The biggest daily supply shrinkage in history was experienced as a result of the attacks on Saudi Arabia. Oil prices spiked instantly. This situation is more for us than just another “price increase in gas.”
In economies based on a low value-added “overproduction” model, the supply and cost of energy is always a priority. A country in need of imported raw materials and energy is always open to political and economic fluctuations.
I constantly follow the analysis of suppliers and customers in the institutions I am in contact with. I make sure that any supplier does not get more than 30 percent of the total supply, and I warn that any customer should not get more than 25 percent of the turnover because if these critical rates are exceeded, the supplier or customer becomes addictive for the company.
The most obvious example was the crisis hotel investors faced after the Russian plane was shot down because of the boundary violation in 2015. We witnessed that hotel investors, who have built more than 60 percent of their turnover for this customer base because of the increasing interest of Russian tourists, suffered great losses due to the crisis between the two countries. In addition, all the businesses from agriculture to transportation that were designed to sell goods and services to Russia suffered great losses.
Dependence on energy
Turkey is in a similar situation with the energy supply. According to Eurostat, providing more than 40 percent of its oil supply from Iran, Turkey is buying more than 50 percent of its natural gas from Russia. Obviously, Turkish diplomacy is taking shape within the framework of this fact.

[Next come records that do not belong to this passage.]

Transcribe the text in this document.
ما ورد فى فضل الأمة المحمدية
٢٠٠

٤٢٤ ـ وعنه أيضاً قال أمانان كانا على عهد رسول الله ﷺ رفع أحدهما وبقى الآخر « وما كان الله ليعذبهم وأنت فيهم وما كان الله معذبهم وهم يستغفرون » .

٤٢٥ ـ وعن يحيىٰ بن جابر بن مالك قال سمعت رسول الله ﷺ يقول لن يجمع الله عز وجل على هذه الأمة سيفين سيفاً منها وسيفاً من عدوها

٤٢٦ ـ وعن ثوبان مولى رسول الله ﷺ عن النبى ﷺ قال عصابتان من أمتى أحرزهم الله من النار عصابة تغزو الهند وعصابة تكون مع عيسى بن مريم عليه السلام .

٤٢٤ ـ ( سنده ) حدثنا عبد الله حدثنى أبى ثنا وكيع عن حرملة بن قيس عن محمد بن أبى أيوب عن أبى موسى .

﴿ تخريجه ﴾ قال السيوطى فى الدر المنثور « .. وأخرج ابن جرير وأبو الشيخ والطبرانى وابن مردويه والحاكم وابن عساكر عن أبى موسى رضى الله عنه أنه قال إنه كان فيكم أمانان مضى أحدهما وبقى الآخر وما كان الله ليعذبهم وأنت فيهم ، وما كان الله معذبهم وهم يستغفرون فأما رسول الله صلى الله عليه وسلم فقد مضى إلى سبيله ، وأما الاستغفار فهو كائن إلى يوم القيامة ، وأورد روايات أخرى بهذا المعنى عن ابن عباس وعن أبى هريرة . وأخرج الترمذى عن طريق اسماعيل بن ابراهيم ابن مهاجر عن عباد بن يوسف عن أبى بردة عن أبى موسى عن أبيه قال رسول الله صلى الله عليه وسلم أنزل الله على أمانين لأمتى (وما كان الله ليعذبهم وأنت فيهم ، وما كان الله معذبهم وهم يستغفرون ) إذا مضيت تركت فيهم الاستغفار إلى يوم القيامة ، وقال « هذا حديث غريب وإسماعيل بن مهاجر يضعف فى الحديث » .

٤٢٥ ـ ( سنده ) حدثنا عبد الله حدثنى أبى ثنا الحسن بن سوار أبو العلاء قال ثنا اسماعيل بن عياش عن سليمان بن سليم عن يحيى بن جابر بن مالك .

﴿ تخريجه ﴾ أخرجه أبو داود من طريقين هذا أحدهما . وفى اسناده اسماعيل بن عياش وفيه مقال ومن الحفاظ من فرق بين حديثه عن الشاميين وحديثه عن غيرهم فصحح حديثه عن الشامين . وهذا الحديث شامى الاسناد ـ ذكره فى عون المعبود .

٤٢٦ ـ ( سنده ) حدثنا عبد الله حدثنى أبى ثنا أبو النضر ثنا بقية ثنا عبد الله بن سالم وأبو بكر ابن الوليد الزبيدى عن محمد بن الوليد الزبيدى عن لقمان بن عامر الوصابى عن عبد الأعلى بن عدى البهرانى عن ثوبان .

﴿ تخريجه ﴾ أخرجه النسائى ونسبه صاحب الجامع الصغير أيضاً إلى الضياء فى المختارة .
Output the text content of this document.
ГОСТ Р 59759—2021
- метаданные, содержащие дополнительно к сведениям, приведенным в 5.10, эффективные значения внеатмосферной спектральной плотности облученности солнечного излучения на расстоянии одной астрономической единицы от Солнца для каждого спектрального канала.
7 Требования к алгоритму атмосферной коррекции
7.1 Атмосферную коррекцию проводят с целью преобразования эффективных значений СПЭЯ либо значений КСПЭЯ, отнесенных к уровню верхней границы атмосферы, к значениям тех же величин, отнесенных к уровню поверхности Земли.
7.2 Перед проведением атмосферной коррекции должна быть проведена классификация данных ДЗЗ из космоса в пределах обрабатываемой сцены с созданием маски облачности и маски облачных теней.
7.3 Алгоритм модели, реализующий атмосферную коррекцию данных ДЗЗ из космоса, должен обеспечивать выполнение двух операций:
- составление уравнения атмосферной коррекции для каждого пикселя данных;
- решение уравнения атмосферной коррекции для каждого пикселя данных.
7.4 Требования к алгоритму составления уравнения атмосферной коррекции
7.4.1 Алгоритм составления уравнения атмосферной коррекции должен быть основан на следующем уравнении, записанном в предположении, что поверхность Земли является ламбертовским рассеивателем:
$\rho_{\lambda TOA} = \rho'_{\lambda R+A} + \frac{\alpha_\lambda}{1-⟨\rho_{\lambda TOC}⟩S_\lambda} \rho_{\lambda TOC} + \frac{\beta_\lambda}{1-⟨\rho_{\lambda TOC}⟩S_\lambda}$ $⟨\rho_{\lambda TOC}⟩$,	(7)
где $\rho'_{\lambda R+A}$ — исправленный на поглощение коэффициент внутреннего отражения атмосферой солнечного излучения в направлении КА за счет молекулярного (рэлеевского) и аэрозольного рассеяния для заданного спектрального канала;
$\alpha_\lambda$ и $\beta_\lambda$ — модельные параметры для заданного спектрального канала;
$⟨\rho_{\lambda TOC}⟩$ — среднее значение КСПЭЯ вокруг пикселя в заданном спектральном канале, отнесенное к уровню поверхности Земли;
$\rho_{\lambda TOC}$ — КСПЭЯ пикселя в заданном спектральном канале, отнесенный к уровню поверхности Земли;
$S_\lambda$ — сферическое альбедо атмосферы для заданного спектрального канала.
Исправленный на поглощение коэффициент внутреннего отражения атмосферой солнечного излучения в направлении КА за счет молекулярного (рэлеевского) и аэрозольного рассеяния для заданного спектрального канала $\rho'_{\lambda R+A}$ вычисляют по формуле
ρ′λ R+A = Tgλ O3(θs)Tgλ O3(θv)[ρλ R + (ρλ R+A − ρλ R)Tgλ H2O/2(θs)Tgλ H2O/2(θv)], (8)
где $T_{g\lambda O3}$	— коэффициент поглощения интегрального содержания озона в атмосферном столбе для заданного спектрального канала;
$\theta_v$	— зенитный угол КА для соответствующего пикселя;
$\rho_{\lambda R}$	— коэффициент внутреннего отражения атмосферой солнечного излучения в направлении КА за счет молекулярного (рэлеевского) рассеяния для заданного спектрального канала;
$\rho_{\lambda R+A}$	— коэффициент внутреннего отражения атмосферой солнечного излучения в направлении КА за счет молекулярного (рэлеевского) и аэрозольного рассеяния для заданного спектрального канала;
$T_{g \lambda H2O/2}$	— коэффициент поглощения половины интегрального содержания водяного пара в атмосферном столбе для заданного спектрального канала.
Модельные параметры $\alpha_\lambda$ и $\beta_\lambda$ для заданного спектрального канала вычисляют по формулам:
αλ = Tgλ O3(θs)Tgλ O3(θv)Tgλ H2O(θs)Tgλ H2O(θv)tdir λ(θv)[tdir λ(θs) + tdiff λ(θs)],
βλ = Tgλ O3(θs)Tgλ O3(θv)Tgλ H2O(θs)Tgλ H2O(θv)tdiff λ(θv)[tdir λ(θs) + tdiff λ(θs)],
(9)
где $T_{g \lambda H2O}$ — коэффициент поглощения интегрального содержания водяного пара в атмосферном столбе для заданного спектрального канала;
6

The fact that Western countries accuse Turkey for being in a close relationship with Iran and Russia is a mistake. That Turkey procures its energy supply from its neighbors is natural. Nevertheless, it is not easy for Turkey to resist the pressure or impositions coming from Iran and Russia as it will also be affected by anything that happens to these countries. First of all, it should not be forgotten that more than 40 percent of Turkey’s electricity is generated from natural gas. As such, it seems that it has to pursue a careful policy toward Russia and Iran.
However, the fact that Turkey is cooperating with Russia in nuclear energy and defense has started to worry the west. Considering that Turkey has never had a stable relationship with Russia or Iran, I do not underestimate the possibility that the problems will arise in the future, and our dependency on these two countries will reduce Turkey’s diplomatic flexibility.